Ruger Customer Service is said to be top notch. My only experience is having the safety conversion (transfer bar) done to an Old Model Blackhawk. In that case, I would have to agree - it was fast and they replaced a number of small items that were "buggered up" or missing. The cost of returning the gun to Ruger was not overly cheap ($45 through my local FFL / LGS), but all-in-all, it was a good experience.
My only experience with the older style "six shot" SP-101's was a number of years ago. I picked up one from a fellow, who had had it several months. He said he had never warmed up to it because it had sticky extraction on two chambers. Since it was a gun I had been looking for a while, I ended up with it.

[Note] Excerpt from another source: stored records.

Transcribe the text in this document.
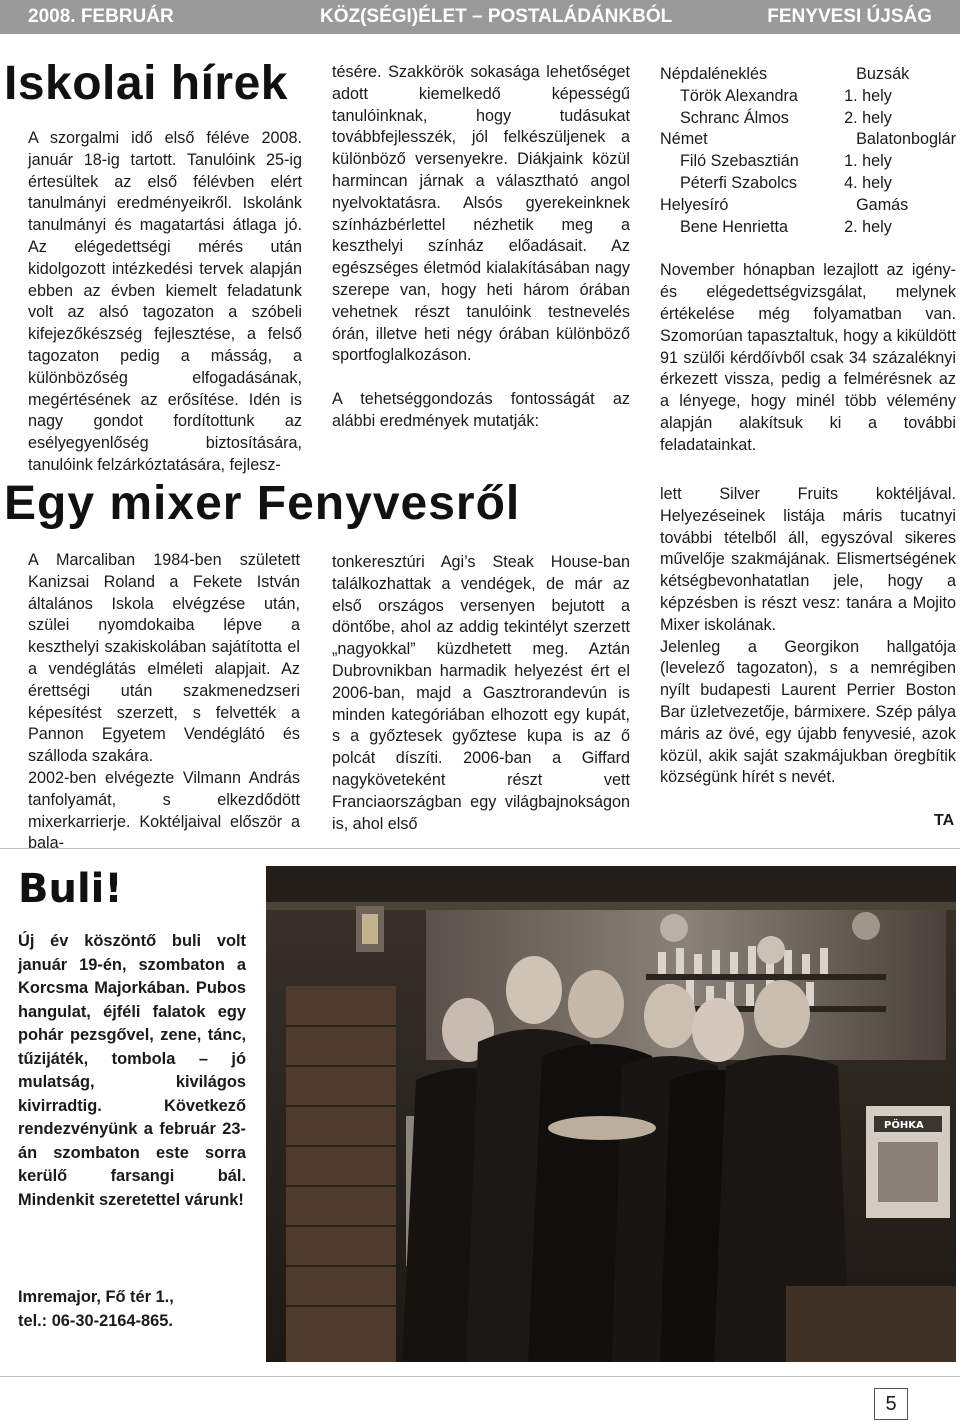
2008. FEBRUÁR	KÖZ(SÉGI)ÉLET – POSTALÁDÁNKBÓL	FENYVESI ÚJSÁG
Iskolai hírek

A szorgalmi idő első féléve 2008. január 18-ig tartott. Tanulóink 25-ig értesültek az első félévben elért tanulmányi eredményeikről. Iskolánk tanulmányi és magatartási átlaga jó. Az elégedettségi mérés után kidolgozott intézkedési tervek alapján ebben az évben kiemelt feladatunk volt az alsó tagozaton a szóbeli kifejezőkészség fejlesztése, a felső tagozaton pedig a másság, a különbözőség elfogadásának, megértésének az erősítése. Idén is nagy gondot fordítottunk az esélyegyenlőség biztosítására, tanulóink felzárkóztatására, fejlesz-

tésére. Szakkörök sokasága lehetőséget adott kiemelkedő képességű tanulóinknak, hogy tudásukat továbbfejlesszék, jól felkészüljenek a különböző versenyekre. Diákjaink közül harmincan járnak a választható angol nyelvoktatásra. Alsós gyerekeinknek színházbérlettel nézhetik meg a keszthelyi színház előadásait. Az egészséges életmód kialakításában nagy szerepe van, hogy heti három órában vehetnek részt tanulóink testnevelés órán, illetve heti négy órában különböző sportfoglalkozáson.

A tehetséggondozás fontosságát az alábbi eredmények mutatják:

Népdaléneklés	Buzsák
Török Alexandra	1. hely
Schranc Álmos	2. hely
Német	Balatonboglár
Filó Szebasztián	1. hely
Péterfi Szabolcs	4. hely
Helyesíró	Gamás
Bene Henrietta	2. hely

November hónapban lezajlott az igény- és elégedettségvizsgálat, melynek értékelése még folyamatban van. Szomorúan tapasztaltuk, hogy a kiküldött 91 szülői kérdőívből csak 34 százaléknyi érkezett vissza, pedig a felmérésnek az a lényege, hogy minél több vélemény alapján alakítsuk ki a további feladatainkat.

Egy mixer Fenyvesről

A Marcaliban 1984-ben született Kanizsai Roland a Fekete István általános Iskola elvégzése után, szülei nyomdokaiba lépve a keszthelyi szakiskolában sajátította el a vendéglátás elméleti alapjait. Az érettségi után szakmenedzseri képesítést szerzett, s felvették a Pannon Egyetem Vendéglátó és szálloda szakára.

2002-ben elvégezte Vilmann András tanfolyamát, s elkezdődött mixerkarrierje. Koktéljaival először a bala-

tonkeresztúri Agi’s Steak House-ban találkozhattak a vendégek, de már az első országos versenyen bejutott a döntőbe, ahol az addig tekintélyt szerzett „nagyokkal” küzdhetett meg. Aztán Dubrovnikban harmadik helyezést ért el 2006-ban, majd a Gasztrorandevún is minden kategóriában elhozott egy kupát, s a győztesek győztese kupa is az ő polcát díszíti. 2006-ban a Giffard nagyköveteként részt vett Franciaországban egy világbajnokságon is, ahol első

lett Silver Fruits koktéljával. Helyezéseinek listája máris tucatnyi további tételből áll, egyszóval sikeres művelője szakmájának. Elismertségének kétségbevonhatatlan jele, hogy a képzésben is részt vesz: tanára a Mojito Mixer iskolának.

Jelenleg a Georgikon hallgatója (levelező tagozaton), s a nemrégiben nyílt budapesti Laurent Perrier Boston Bar üzletvezetője, bármixere. Szép pálya máris az övé, egy újabb fenyvesié, azok közül, akik saját szakmájukban öregbítik községünk hírét s nevét.

TA
Buli!
Új év köszöntő buli volt január 19-én, szombaton a Korcsma Majorkában. Pubos hangulat, éjféli falatok egy pohár pezsgővel, zene, tánc, tűzijáték, tombola – jó mulatság, kivilágos kivirradtig. Következő rendezvényünk a február 23-án szombaton este sorra kerülő farsangi bál. Mindenkit szeretettel várunk!
Imremajor, Fő tér 1.,
tel.: 06-30-2164-865.
PÖHKA
5
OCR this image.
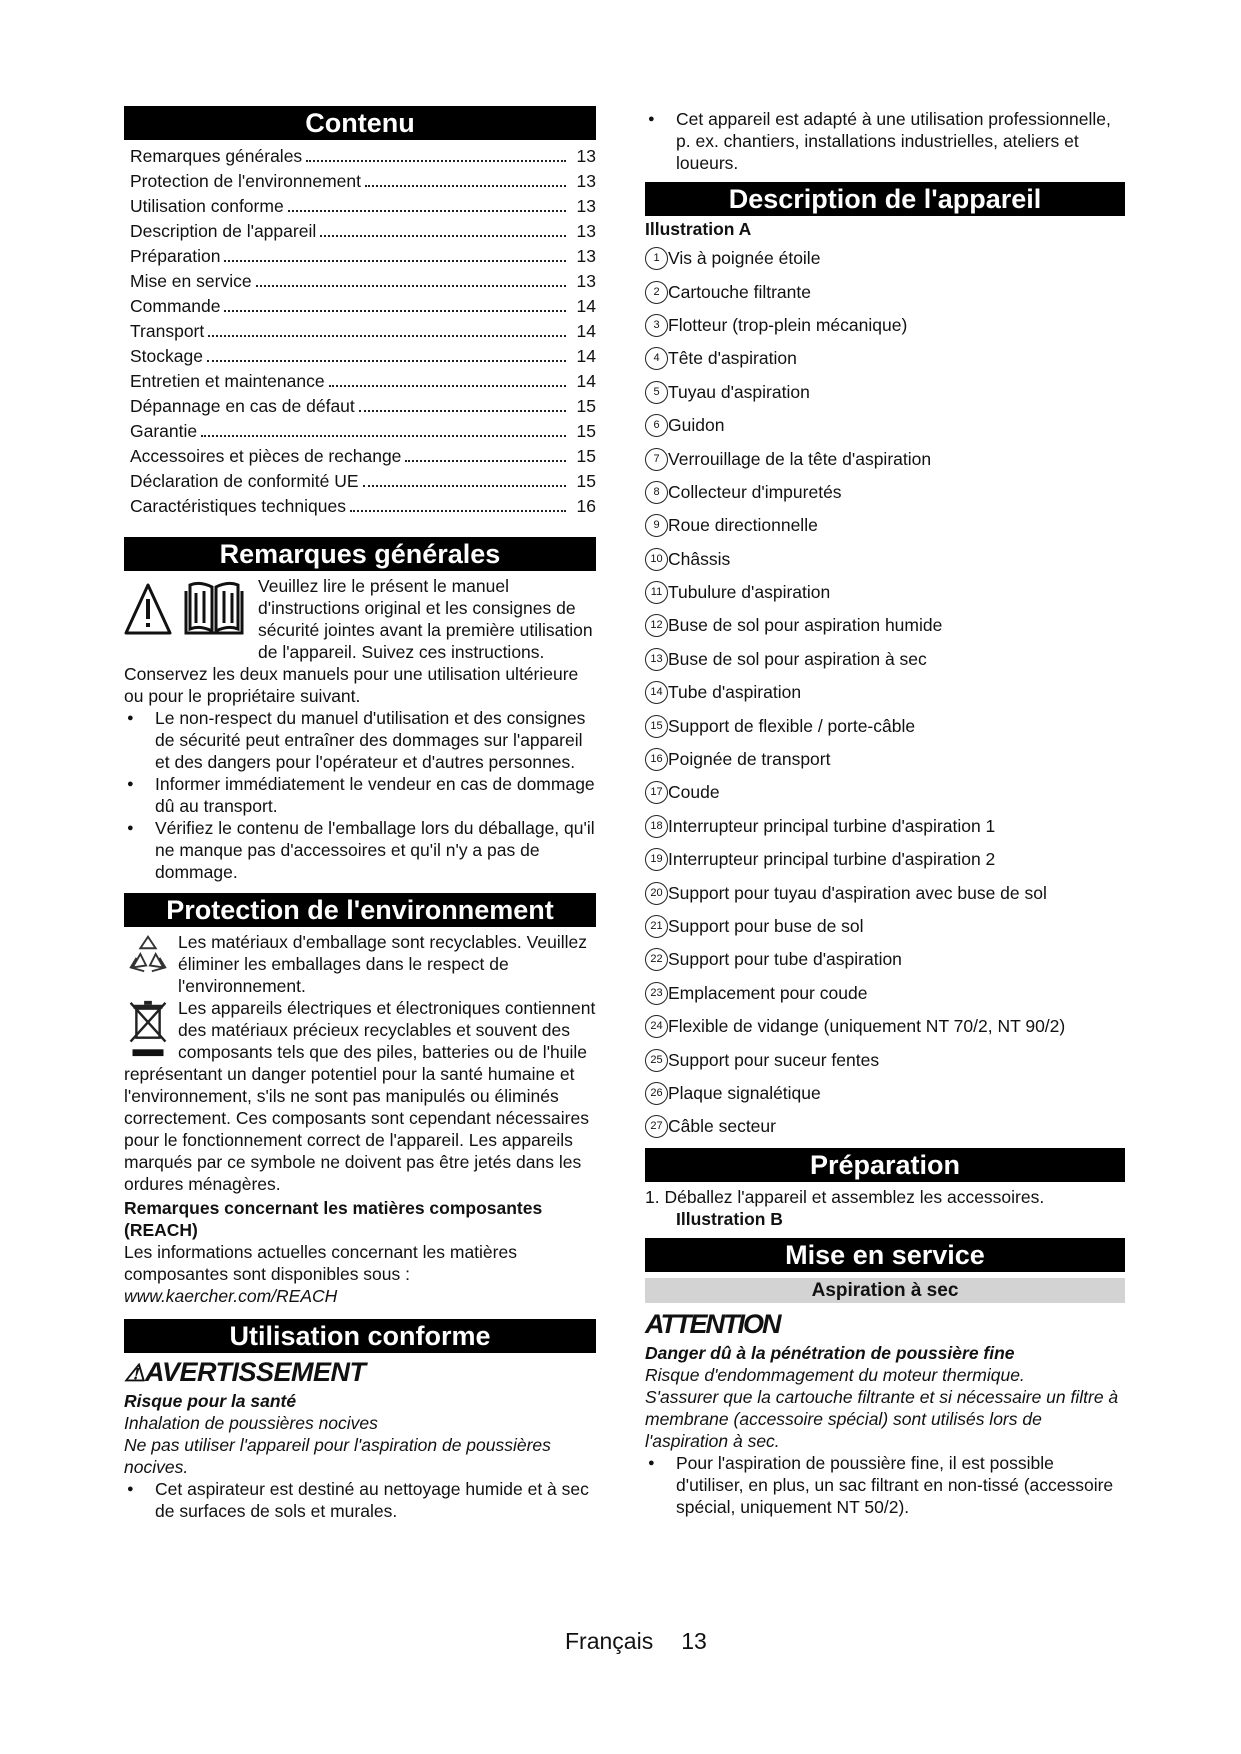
Contenu
Remarques générales	13
Protection de l'environnement	13
Utilisation conforme	13
Description de l'appareil	13
Préparation	13
Mise en service	13
Commande	14
Transport	14
Stockage	14
Entretien et maintenance	14
Dépannage en cas de défaut	15
Garantie	15
Accessoires et pièces de rechange	15
Déclaration de conformité UE	15
Caractéristiques techniques	16
Remarques générales

Veuillez lire le présent le manuel d'instructions original et les consignes de sécurité jointes avant la première utilisation de l'appareil. Suivez ces instructions. Conservez les deux manuels pour une utilisation ultérieure ou pour le propriétaire suivant.

● Le non-respect du manuel d'utilisation et des consignes de sécurité peut entraîner des dommages sur l'appareil et des dangers pour l'opérateur et d'autres personnes.
● Informer immédiatement le vendeur en cas de dommage dû au transport.
● Vérifiez le contenu de l'emballage lors du déballage, qu'il ne manque pas d'accessoires et qu'il n'y a pas de dommage.
Protection de l'environnement

Les matériaux d'emballage sont recyclables. Veuillez éliminer les emballages dans le respect de l'environnement.

Les appareils électriques et électroniques contiennent des matériaux précieux recyclables et souvent des composants tels que des piles, batteries ou de l'huile représentant un danger potentiel pour la santé humaine et l'environnement, s'ils ne sont pas manipulés ou éliminés correctement. Ces composants sont cependant nécessaires pour le fonctionnement correct de l'appareil. Les appareils marqués par ce symbole ne doivent pas être jetés dans les ordures ménagères.

Remarques concernant les matières composantes (REACH)

Les informations actuelles concernant les matières composantes sont disponibles sous : www.kaercher.com/REACH

Utilisation conforme
⚠AVERTISSEMENT

Risque pour la santé

Inhalation de poussières nocives

Ne pas utiliser l'appareil pour l'aspiration de poussières nocives.

● Cet aspirateur est destiné au nettoyage humide et à sec de surfaces de sols et murales.
● Cet appareil est adapté à une utilisation professionnelle, p. ex. chantiers, installations industrielles, ateliers et loueurs.
Description de l'appareil

Illustration A

1 Vis à poignée étoile
2 Cartouche filtrante
3 Flotteur (trop-plein mécanique)
4 Tête d'aspiration
5 Tuyau d'aspiration
6 Guidon
7 Verrouillage de la tête d'aspiration
8 Collecteur d'impuretés
9 Roue directionnelle
10 Châssis
11 Tubulure d'aspiration
12 Buse de sol pour aspiration humide
13 Buse de sol pour aspiration à sec
14 Tube d'aspiration
15 Support de flexible / porte-câble
16 Poignée de transport
17 Coude
18 Interrupteur principal turbine d'aspiration 1
19 Interrupteur principal turbine d'aspiration 2
20 Support pour tuyau d'aspiration avec buse de sol
21 Support pour buse de sol
22 Support pour tube d'aspiration
23 Emplacement pour coude
24 Flexible de vidange (uniquement NT 70/2, NT 90/2)
25 Support pour suceur fentes
26 Plaque signalétique
27 Câble secteur
Préparation

1. Déballez l'appareil et assemblez les accessoires.

Illustration B

Mise en service
Aspiration à sec
ATTENTION

Danger dû à la pénétration de poussière fine

Risque d'endommagement du moteur thermique.

S'assurer que la cartouche filtrante et si nécessaire un filtre à membrane (accessoire spécial) sont utilisés lors de l'aspiration à sec.

● Pour l'aspiration de poussière fine, il est possible d'utiliser, en plus, un sac filtrant en non-tissé (accessoire spécial, uniquement NT 50/2).
Français 13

I tried several different polishing methods to see if I could get the two chambers to extract better. I never succeeded - it came to me with two sticky chambers, and after a while, it left me with two sticky chambers. The two chambers in question would accept 22LR just fine (so they were not under-sized), but trying to extract the spent cases was a bear of a job. I finally came to the conclusion that the two chambers were probably tapered (with the bigger end in the front).
I feel sure Ruger would have fixed the problem had I returned it to them, but by that time I had decided that the SP-101 in 22LR was not for me. Too big and heavy for a 22 - the same reason I had abandoned a lovely five-screw S&W K22 years before.
All my SP-101's these days are in 357.